The banks highlight that cryptocurrencies are promoted with “illusory appeal” to solve multiple problems facing developing countries. Crypto is seen as a low cost payment solution, alternative route into investments, and as a substitute for national currencies.
“However, cryptoassets have so far not reduced but rather amplified the financial risks in less developed economies,” the report said.
The report concluded that cryptocurrencies should be assessed and regulated just like any other asset. The BIS noted that outright bans could see activities “driven into the shadows” where “it may be more difficult to influence responsible actors in the sector”.
The BIS is still hopeful over the future of the digital assets. “While crypto-related activities have not fulfilled their stated goals to date, the technology could still be applied in various constructive ways,” it said.
A gateway to ETFs
Exchange-traded funds that are based on cryptocurrencies could bring more financial risks, according to the financial organisation. The introduction of Bitcoin ETFs from the likes of BlackRock, are allowing a wider range of people to gain exposure to cryptocurrencies, without any specialist knowledge needed.
The report said: “Among the risks, investors in Bitcoin ETFs own no cryptoassets but still face large losses when the price of Bitcoin drops.
“Additionally, futures-based ETFs may increase price volatility and amplify risks if they hold a significant portion of the futures market.”
Problems facing developing countries
The report noted other crypto-related issues that are more damaging to developing countries. The technological nature of the asset is one of them, which raises opportunities for cyber attacks.
Crypto is also bringing inequality to emerging market economies (EMEs). The report said: “With relatively low and unequal technological development, EMEs will be more vulnerable facing cryptoassets complexities and rising adoption rates.”
Meanwhile, fraud and scams could be more prevalent in developing countries due to weaker laws, according to the central bankers. This would increase vulnerabilities due to a lack of accountability.

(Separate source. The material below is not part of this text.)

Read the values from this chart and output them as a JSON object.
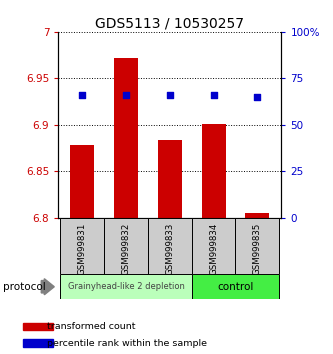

“A lack of clear regulation and inconsistent enforcement can create confusion and raise market risk,” the BIS said.
BIS suggests next steps
Cryptoassets’ “illusory appeal” and financial risks must be met with regulation, according to the BIS.
As part of its recommendation for moving forwards, the banking organisation suggested national authorities work together. It said authorities should gather data with an emphasis on financial institutions and “core market infrastructures”.

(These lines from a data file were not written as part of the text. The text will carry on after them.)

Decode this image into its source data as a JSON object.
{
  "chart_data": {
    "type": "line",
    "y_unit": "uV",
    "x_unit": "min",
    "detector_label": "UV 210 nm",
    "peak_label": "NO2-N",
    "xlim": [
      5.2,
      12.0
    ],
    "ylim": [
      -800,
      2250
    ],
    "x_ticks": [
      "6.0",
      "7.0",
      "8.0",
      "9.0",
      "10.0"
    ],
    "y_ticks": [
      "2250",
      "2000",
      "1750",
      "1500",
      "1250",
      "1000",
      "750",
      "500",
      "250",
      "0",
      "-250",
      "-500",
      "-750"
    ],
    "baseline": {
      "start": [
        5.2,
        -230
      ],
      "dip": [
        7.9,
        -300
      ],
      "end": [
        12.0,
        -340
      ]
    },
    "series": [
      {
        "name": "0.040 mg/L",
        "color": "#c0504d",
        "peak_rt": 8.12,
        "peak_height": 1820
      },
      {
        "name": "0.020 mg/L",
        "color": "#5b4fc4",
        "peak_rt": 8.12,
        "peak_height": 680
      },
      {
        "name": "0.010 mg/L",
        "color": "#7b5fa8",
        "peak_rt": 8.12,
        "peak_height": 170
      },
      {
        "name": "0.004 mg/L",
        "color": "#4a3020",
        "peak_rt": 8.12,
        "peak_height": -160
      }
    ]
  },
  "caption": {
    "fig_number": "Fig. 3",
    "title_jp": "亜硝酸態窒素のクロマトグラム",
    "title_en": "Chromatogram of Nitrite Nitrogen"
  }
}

This could also help developing countries by producing information that identifies “concrete use cases” in these markets.
However, the organisation said: “Creating a regulatory framework to channel innovation into such socially useful directions will remain a key challenge in future.”
Previous BIS criticism
It is not the first time BIS has criticised cryptocurrencies. In July, the company said that crypto cannot be used as a replacement for fiat currencies as part of a report for G20 ministers.
El Salvador introduced Bitcoin as legal tender in 2021, but the country has since faced criticism over the move. High volatility and fees saw residents use more traditional forms of money, according to CNBC.
“Crypto’s inherent structural flaws make it unsuitable to play a constructive role in the monetary system,” the BIS said.